Ja u siebie na gettcie też widze olewanie tematu. Ludzie mają wolne więc w siłe rosną grupki pijące pod sklepami. Oczywiście wszyscy się serdecznie witają. Nie ma mowy o dystansie.
Do małych sklepów wpuszczają po 1 osobie więc wszyscy się tłoczą na zewnątrz. Stare, osiedlowe plotkary też mają temat w dupie. Dzień bez ploteczek to dzień stracony. O synu księdza się mówi a nie wirusie.
z ruskimi ciężko
Nie, zresztą wydawano leki prze okienko, a ja musiałam zrealizować receptę.
O qrwa !
Już 156 chorych.
Jak zobaczylam w DDR ruskich w akcji to nawet w najlepszych czasach z ruska zenszczyna bym nie probowala, a z jej mezem soldatem to ryzyko wieksze niz stanac w miejscu wybuchu bomby.
Trening czyni mistrza.
Nie było tak strasznie. ![]()
Do pewnego stopnia tak. Wysoka odpornosc na alkohol jest drugim stopniem choroby alkoholowej.
Tak jak oni codziennie?
Skonczylabym jako eksponat anatomiczny zakonserwowany w spirytusie
Chlać, chleją, ale pogłoski o ich mocnych głowach są nieco przesadzone.

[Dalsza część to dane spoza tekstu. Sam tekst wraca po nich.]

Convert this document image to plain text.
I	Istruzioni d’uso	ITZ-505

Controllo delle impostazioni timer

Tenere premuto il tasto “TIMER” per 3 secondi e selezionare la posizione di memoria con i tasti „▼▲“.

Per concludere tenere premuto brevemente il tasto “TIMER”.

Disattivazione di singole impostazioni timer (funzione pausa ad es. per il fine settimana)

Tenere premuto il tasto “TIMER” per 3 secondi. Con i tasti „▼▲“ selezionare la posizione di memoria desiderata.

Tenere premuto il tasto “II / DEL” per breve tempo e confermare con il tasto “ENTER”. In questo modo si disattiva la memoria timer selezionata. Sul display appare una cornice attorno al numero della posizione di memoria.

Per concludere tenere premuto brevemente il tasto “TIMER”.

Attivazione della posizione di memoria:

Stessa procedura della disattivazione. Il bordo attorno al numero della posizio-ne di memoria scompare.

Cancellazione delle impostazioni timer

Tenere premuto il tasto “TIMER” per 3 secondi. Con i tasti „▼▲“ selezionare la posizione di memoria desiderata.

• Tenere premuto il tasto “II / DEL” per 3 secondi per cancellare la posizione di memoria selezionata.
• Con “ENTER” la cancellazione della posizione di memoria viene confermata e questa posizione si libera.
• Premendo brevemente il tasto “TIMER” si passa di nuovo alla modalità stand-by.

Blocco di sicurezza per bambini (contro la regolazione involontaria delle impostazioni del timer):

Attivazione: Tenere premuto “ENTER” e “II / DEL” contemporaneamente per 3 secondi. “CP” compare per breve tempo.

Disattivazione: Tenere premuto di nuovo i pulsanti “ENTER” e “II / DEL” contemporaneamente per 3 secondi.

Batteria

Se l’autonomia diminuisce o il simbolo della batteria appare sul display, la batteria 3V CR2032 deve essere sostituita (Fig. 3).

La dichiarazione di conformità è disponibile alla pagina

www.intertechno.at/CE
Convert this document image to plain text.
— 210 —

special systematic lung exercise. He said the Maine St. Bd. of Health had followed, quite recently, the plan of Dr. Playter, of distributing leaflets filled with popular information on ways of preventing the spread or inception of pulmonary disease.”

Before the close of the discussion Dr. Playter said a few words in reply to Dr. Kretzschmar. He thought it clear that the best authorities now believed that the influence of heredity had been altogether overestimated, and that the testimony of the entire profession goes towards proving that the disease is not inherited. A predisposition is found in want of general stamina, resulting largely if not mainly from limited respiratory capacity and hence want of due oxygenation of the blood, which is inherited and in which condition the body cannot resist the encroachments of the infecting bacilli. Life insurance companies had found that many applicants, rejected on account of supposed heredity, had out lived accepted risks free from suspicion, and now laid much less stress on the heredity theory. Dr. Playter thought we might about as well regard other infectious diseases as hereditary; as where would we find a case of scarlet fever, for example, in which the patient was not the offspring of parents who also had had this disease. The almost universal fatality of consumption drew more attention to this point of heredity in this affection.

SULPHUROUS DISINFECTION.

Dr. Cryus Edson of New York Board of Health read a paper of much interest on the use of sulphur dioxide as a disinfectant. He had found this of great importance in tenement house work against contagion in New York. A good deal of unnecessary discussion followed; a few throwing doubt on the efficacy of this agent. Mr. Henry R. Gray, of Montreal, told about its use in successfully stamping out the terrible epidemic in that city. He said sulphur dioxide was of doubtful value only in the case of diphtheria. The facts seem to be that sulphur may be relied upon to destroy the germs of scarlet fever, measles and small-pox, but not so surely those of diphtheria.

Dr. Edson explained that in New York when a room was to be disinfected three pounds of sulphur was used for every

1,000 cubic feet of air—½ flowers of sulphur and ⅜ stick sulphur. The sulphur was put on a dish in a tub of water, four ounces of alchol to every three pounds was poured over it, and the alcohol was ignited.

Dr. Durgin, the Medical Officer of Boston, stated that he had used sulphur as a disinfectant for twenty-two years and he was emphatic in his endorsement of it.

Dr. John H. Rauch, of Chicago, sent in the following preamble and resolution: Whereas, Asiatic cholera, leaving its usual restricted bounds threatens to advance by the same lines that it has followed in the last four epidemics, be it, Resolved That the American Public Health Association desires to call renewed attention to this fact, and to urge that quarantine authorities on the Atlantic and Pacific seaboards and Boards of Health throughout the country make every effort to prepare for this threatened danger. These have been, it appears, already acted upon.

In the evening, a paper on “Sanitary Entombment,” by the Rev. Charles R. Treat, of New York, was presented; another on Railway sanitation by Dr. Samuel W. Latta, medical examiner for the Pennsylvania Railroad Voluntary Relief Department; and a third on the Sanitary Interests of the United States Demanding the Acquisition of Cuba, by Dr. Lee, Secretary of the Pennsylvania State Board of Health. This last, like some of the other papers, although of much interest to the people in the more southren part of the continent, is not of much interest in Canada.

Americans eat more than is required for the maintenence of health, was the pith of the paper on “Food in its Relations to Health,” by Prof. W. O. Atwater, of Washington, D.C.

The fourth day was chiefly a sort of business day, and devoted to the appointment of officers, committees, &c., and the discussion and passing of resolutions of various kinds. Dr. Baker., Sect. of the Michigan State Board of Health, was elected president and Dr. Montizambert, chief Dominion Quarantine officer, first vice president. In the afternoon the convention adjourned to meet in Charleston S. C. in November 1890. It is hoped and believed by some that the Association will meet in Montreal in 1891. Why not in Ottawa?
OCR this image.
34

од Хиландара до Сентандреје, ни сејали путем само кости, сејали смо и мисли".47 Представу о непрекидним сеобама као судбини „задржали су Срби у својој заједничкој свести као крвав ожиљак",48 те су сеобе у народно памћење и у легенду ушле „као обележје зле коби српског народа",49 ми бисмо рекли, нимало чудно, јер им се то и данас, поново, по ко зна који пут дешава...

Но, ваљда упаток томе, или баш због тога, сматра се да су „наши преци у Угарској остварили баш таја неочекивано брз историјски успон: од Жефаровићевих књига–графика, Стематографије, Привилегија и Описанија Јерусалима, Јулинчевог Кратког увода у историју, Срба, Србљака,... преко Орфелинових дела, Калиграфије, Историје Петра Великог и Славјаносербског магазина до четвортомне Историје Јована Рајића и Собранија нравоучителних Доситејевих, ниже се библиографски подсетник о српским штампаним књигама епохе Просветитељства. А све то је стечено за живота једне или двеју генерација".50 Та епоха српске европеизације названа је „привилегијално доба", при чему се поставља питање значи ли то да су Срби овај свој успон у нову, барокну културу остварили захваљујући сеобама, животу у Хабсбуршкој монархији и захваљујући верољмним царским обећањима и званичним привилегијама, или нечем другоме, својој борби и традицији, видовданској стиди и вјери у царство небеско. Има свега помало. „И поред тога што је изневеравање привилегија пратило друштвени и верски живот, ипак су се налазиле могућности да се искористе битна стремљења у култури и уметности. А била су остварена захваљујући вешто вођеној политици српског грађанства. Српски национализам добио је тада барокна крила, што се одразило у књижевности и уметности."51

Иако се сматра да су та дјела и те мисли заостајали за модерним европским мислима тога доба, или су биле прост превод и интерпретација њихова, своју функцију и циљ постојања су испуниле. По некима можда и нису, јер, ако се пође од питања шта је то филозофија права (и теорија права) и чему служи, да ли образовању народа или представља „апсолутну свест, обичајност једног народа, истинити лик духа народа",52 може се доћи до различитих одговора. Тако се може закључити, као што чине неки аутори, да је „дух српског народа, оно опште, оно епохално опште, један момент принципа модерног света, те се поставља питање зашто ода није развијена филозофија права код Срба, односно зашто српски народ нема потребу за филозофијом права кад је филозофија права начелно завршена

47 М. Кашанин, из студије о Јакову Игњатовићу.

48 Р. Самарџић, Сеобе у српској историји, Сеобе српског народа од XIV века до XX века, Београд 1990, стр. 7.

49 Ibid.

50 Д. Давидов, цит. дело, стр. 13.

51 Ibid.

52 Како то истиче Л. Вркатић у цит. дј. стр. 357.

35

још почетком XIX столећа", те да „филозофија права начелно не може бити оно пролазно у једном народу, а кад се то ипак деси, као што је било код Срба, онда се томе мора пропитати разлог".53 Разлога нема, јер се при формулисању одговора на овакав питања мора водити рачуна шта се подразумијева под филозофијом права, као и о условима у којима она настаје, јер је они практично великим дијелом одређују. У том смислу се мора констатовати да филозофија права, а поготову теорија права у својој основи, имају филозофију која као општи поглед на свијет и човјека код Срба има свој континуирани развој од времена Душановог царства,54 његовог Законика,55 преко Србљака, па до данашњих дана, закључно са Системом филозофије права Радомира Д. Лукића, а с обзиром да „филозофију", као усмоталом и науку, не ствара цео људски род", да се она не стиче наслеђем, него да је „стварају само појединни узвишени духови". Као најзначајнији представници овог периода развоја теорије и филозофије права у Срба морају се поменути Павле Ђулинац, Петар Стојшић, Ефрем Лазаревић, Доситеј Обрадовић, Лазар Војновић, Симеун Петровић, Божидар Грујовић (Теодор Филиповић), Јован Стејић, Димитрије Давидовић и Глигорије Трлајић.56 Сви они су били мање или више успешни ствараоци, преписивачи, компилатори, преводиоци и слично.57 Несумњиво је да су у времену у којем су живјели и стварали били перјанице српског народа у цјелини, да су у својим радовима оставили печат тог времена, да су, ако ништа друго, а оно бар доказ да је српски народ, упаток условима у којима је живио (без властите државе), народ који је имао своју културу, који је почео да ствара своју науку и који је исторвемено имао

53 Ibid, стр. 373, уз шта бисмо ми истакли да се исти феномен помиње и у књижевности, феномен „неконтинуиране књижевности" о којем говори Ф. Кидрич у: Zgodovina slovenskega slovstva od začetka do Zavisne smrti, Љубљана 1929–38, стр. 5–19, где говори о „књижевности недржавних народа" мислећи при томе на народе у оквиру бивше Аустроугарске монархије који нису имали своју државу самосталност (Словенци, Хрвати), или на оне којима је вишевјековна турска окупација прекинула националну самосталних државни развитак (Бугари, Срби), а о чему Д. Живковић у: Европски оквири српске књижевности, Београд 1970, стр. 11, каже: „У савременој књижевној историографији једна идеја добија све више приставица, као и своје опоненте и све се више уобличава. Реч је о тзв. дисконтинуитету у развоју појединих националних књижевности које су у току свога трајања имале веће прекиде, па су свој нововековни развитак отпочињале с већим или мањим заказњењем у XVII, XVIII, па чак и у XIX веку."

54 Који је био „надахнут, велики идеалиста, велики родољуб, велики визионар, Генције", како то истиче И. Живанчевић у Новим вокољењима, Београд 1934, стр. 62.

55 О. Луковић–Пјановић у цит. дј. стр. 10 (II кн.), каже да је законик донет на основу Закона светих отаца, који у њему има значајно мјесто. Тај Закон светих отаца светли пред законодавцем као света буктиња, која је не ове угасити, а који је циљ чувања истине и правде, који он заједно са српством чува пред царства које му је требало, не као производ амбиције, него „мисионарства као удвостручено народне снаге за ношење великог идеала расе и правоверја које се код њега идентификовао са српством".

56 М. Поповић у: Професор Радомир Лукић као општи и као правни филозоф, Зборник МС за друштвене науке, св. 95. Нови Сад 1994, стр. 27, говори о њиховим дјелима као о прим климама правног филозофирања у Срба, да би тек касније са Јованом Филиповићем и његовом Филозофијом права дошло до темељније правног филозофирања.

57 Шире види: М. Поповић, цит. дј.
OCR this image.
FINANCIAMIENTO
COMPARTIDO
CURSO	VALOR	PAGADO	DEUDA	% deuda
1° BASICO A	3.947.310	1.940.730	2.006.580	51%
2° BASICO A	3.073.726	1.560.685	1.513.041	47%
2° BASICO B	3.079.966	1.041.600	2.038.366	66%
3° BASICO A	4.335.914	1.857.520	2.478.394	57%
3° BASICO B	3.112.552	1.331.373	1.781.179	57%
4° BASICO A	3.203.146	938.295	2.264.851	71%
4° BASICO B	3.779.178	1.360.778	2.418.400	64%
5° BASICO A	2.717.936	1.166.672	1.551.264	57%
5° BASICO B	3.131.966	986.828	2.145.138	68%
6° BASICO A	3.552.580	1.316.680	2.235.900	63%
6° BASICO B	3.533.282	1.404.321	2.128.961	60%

Moze wynikac to z tzw. promila skladanego, jak pijesz przez dlugi czas bez przerwy to analityka moze wykazac dawke smiertelna po paru kolejnych kieliszkach, tak duze jest stezenie produktow rozpadu alkoholu we krwi. Wiec teoretycznie z tymi 6 promilami nawet na za bardzo pijanego wygladac nie bedzie.
Holandia zamknęła granice. Nieczynne hotele, lokale różnorakie, tylko sklepy z żywnością funkcjonują. Tak ma być do połowy kwietnia.
Monopolowe też?
Czynne.
Ramka.
To samo co u nas. Dziala to co niezbedne.
Trudnosci aprowizacyjne z piwem pewnie beda?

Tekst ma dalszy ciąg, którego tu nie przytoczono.